While Jim gave Luca a little walk, I entered the cantina. Greeted by a young man, I asked if we could taste some wine. His first response was that the winery was closing for lunch, and we could return at 2:30. I told him we couldn't come back in the afternoon because we were on our way to the autostrada to return to Le Marche. Just then, Jim and Luca arrived. When the gentleman saw Luca, he looked again at his watch and decided that we had time for one taste.
We were seated at an outdoor table, where he apprised us of the wines being served. I picked the Solive Pas Dosé, and Jim chose the Rosé because we wanted to try something different than the bruts we had been tasting. A few minutes later, a platter of wonderful prosciutto and cheese arrived along with two glasses. After pouring the wine, our host bent down and started fawning over Luca. For me, this confirmed my earlier suspicion that we were permitted to stay and taste wines because Luca was with us. He is very often a door opener and a conversation starter. We were very happy that Luca was so welcome here, and after a false start, we too felt welcome.
Following are my thoughts on the tasting of the three Solive wines.
My favorite was the Solive Franciacorta DOCG Pas Dosé, a wine made without the addition of the liqueur d'expedition. This wine is made from 90% Chardonnay and 10% Pinot Nero. It undergoes a second fermentation in the bottle for 30 months. I was enthused from the moment I saw the wine enter the glass. Its light straw color and lively perlage called to me as I drank in the scent of fruits and pastry. The palate is mature but still fresh with a well balanced acidity. This wine holds up well with the strong taste of parmiggiano and would do well not only with poultry dishes but veal and pork dishes also.
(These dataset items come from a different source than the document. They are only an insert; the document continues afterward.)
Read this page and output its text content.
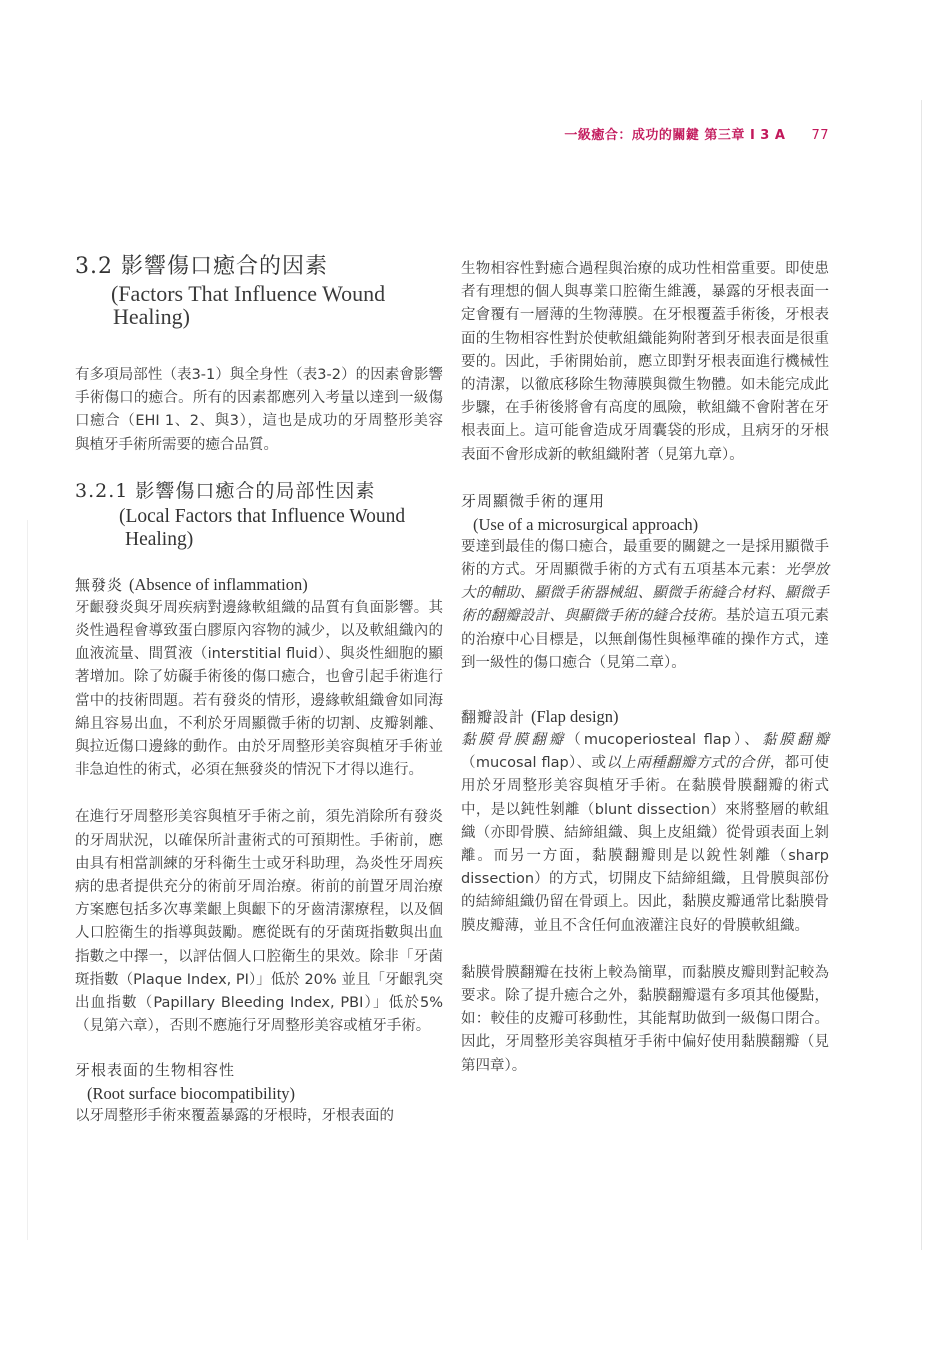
一級癒合：成功的關鍵 第三章 I 3 A 77
3.2 影響傷口癒合的因素
(Factors That Influence Wound Healing)

有多項局部性（表3-1）與全身性（表3-2）的因素會影響手術傷口的癒合。所有的因素都應列入考量以達到一級傷口癒合（EHI 1、2、與3），這也是成功的牙周整形美容與植牙手術所需要的癒合品質。

3.2.1 影響傷口癒合的局部性因素
(Local Factors that Influence Wound Healing)
無發炎 (Absence of inflammation)

牙齦發炎與牙周疾病對邊緣軟組織的品質有負面影響。其炎性過程會導致蛋白膠原內容物的減少，以及軟組織內的血液流量、間質液（interstitial fluid）、與炎性細胞的顯著增加。除了妨礙手術後的傷口癒合，也會引起手術進行當中的技術問題。若有發炎的情形，邊緣軟組織會如同海綿且容易出血，不利於牙周顯微手術的切割、皮瓣剝離、與拉近傷口邊緣的動作。由於牙周整形美容與植牙手術並非急迫性的術式，必須在無發炎的情況下才得以進行。

在進行牙周整形美容與植牙手術之前，須先消除所有發炎的牙周狀況，以確保所計畫術式的可預期性。手術前，應由具有相當訓練的牙科衛生士或牙科助理，為炎性牙周疾病的患者提供充分的術前牙周治療。術前的前置牙周治療方案應包括多次專業齦上與齦下的牙齒清潔療程，以及個人口腔衛生的指導與鼓勵。應從既有的牙菌斑指數與出血指數之中擇一，以評估個人口腔衛生的果效。除非「牙菌斑指數（Plaque Index, PI）」低於 20% 並且「牙齦乳突出血指數（Papillary Bleeding Index, PBI）」低於5%（見第六章），否則不應施行牙周整形美容或植牙手術。

牙根表面的生物相容性
(Root surface biocompatibility)

以牙周整形手術來覆蓋暴露的牙根時，牙根表面的

生物相容性對癒合過程與治療的成功性相當重要。即使患者有理想的個人與專業口腔衛生維護，暴露的牙根表面一定會覆有一層薄的生物薄膜。在牙根覆蓋手術後，牙根表面的生物相容性對於使軟組織能夠附著到牙根表面是很重要的。因此，手術開始前，應立即對牙根表面進行機械性的清潔，以徹底移除生物薄膜與微生物體。如未能完成此步驟，在手術後將會有高度的風險，軟組織不會附著在牙根表面上。這可能會造成牙周囊袋的形成，且病牙的牙根表面不會形成新的軟組織附著（見第九章）。

牙周顯微手術的運用
(Use of a microsurgical approach)

要達到最佳的傷口癒合，最重要的關鍵之一是採用顯微手術的方式。牙周顯微手術的方式有五項基本元素：光學放大的輔助、顯微手術器械組、顯微手術縫合材料、顯微手術的翻瓣設計、與顯微手術的縫合技術。基於這五項元素的治療中心目標是，以無創傷性與極準確的操作方式，達到一級性的傷口癒合（見第二章）。

翻瓣設計 (Flap design)

黏膜骨膜翻瓣（mucoperiosteal flap）、黏膜翻瓣（mucosal flap）、或以上兩種翻瓣方式的合併，都可使用於牙周整形美容與植牙手術。在黏膜骨膜翻瓣的術式中，是以鈍性剝離（blunt dissection）來將整層的軟組織（亦即骨膜、結締組織、與上皮組織）從骨頭表面上剝離。而另一方面，黏膜翻瓣則是以銳性剝離（sharp dissection）的方式，切開皮下結締組織，且骨膜與部份的結締組織仍留在骨頭上。因此，黏膜皮瓣通常比黏膜骨膜皮瓣薄，並且不含任何血液灌注良好的骨膜軟組織。

黏膜骨膜翻瓣在技術上較為簡單，而黏膜皮瓣則對記較為要求。除了提升癒合之外，黏膜翻瓣還有多項其他優點，如：較佳的皮瓣可移動性，其能幫助做到一級傷口閉合。因此，牙周整形美容與植牙手術中偏好使用黏膜翻瓣（見第四章）。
The Franciacorta DOCG Rosé is made from 100% Pinot Nero which undergoes a 24 month second fermentation in the bottle. In the glass it is a beautiful pastel color combining hues of peach and rose. The color is achieved by leaving the skin in contact with the must for 12 to 24 hours. Like the Pas Dose, the Rose has a lively perlage, but here the nose is intense with red fruits and bread crust. The taste is robust combining the fruitiness and depth of the Pinot Nero with bread crusts, a change after all of the white grape wines we have been tasting. For me, it was my least favorite of the three wines, probably because I am predominantly a white wine drinker with an occasional taste of rose. But for Pinot Nero lovers, it is possibly a wine you will love. |
As we entered the roadway, I was confident that I would return to Lombardy one day and taste more of the sparkling wines in Franciacorta. But, for now, I bid, Arrivederci, Franciacorta.